Posted: November 23, 2021



By: CCNW Oncology Counseling Manager, Paula McKee, LICSW

Along with special times with family and friends, the holiday season often brings a list of increased expectations and demands. With some planning and positive thinking, you can develop ways to calm your stress and allow you to enjoy the holidays even more. Growing a 'practice of gratitude' may be just what you need to find peace and joy during the holidays.

Growing a mindset that attends to gratitude can have many benefits.  Some physical benefits of a gratitude mindset can include:

  • A stronger immune system and being less bothered by physical aches and pains.
  • A decrease in blood pressure.
  • Improve our sleep. Sleeping longer and feeling more rested upon awakening may naturally improve our mood and calm. This practice requires a desire to feel better!

There are many social benefits of a gratitude mindset too, including:

  • Feeling more compassionate, more generous, and more helpful towards others.
  • A desire for forgiveness and meaningful connection with others.  
  • Opening to people will minimize loneliness and isolation often felt during the holiday season.

As the word 'growing' suggests, developing a gratitude practice is a process.  As your daily practice grows the benefits will be cumulative. As your feelings change through this process you should begin to see this change as authentic.

Like any new behavior or mindset, you would like to adopt, gratitude practice is a choice and a daily practice – commitment, patience, and discipline are important! If you don't immediately "feel more grateful” or "better," consistently going through the motions of a gratitude practice will bring a change to your brain by creating new neural networks. These new neural networks will bring new feelings of happiness and gratitude. As your brain changes, psychological benefits of a gratitude practice can be higher levels of positive emotion, feeling more joy, pleasure, and optimism.

There are many ways to practice gratitude.

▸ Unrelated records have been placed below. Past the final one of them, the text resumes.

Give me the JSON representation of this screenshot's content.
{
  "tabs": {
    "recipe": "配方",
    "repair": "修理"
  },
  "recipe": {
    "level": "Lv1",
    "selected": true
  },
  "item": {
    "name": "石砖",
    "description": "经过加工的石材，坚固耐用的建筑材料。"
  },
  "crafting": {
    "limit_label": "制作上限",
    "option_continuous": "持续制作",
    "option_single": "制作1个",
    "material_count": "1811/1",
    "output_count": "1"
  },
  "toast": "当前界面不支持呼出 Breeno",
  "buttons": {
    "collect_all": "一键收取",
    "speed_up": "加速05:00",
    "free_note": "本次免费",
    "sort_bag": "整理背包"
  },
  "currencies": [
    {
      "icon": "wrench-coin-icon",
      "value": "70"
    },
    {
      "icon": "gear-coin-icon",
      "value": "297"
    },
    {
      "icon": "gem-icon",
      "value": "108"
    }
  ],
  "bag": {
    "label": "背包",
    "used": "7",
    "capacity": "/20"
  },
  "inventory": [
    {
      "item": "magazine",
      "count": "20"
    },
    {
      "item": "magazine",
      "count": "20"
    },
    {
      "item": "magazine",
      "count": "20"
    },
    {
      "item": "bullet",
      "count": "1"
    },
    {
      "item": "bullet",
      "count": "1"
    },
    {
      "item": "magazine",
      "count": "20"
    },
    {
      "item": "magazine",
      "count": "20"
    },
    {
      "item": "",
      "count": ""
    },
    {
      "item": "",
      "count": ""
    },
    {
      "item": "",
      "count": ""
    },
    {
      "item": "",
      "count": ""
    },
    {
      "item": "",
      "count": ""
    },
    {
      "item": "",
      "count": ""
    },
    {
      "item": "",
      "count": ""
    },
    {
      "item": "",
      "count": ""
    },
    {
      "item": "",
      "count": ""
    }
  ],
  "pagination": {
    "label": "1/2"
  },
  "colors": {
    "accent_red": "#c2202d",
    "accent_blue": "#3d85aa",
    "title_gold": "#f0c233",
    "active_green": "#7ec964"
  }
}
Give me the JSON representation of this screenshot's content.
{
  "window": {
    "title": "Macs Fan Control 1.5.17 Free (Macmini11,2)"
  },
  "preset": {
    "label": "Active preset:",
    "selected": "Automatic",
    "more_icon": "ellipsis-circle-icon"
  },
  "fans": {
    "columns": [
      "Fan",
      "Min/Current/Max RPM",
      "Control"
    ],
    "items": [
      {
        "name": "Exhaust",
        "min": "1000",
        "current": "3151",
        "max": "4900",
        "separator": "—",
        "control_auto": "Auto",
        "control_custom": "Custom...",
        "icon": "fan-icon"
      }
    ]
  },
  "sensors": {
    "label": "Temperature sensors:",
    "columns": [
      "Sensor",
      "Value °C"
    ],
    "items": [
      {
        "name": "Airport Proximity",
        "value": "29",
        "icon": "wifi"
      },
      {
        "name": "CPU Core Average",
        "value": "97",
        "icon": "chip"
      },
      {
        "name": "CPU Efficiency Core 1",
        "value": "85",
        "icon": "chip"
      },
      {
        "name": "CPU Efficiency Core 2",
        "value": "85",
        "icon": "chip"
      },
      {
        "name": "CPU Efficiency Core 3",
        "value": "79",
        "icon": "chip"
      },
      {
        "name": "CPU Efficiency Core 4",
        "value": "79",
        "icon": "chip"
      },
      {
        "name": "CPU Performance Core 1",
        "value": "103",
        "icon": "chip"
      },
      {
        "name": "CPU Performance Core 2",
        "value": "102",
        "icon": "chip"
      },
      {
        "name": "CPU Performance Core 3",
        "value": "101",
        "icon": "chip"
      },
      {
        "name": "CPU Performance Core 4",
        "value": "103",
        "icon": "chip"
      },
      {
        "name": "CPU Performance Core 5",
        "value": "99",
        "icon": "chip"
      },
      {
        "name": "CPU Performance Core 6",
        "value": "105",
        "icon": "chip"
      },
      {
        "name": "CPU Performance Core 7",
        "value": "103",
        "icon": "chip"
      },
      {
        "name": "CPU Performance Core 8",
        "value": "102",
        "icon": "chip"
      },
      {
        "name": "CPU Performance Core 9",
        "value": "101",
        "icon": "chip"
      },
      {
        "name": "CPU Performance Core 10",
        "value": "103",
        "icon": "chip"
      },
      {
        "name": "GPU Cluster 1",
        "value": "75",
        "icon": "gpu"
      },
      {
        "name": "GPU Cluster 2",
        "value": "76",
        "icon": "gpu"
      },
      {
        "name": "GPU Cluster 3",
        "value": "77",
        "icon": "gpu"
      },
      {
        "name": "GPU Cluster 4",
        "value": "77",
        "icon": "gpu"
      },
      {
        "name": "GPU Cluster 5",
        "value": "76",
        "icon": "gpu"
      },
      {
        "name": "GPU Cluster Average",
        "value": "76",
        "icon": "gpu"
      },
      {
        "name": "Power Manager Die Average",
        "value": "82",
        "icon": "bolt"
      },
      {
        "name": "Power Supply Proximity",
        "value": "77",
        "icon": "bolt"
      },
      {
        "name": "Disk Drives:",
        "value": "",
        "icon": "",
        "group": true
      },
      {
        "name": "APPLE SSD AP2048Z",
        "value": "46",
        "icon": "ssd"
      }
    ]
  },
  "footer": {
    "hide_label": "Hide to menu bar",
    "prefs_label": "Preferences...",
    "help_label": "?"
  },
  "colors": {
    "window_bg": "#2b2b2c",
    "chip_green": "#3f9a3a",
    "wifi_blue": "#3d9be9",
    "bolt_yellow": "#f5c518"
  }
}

Try to find a method that resonates with you. Below are options that work for many people, but search for 'gratitude practices' that may be helpful for you.

  • Start a Gratitude journal
  • Gratitude share before meals
  • A text or email 'gratitude buddy' who you message daily
  • Gratitude Letter: Write a letter to someone you are grateful for. Pick someone who has touched your life in a positive way. When you're finished writing the letter you can send it or call and read this letter. You can even NOT send the letter with love and gratitude.
  • Receive Gratefully: Many of us are better givers than receivers.  When you receive a gift or compliment, focus on the experience of receiving. Noticing your experience as a recipient will allow you to receive with true joy and grace.

Growing a mindset of gratitude can bring THANKS into your Thanksgiving holiday!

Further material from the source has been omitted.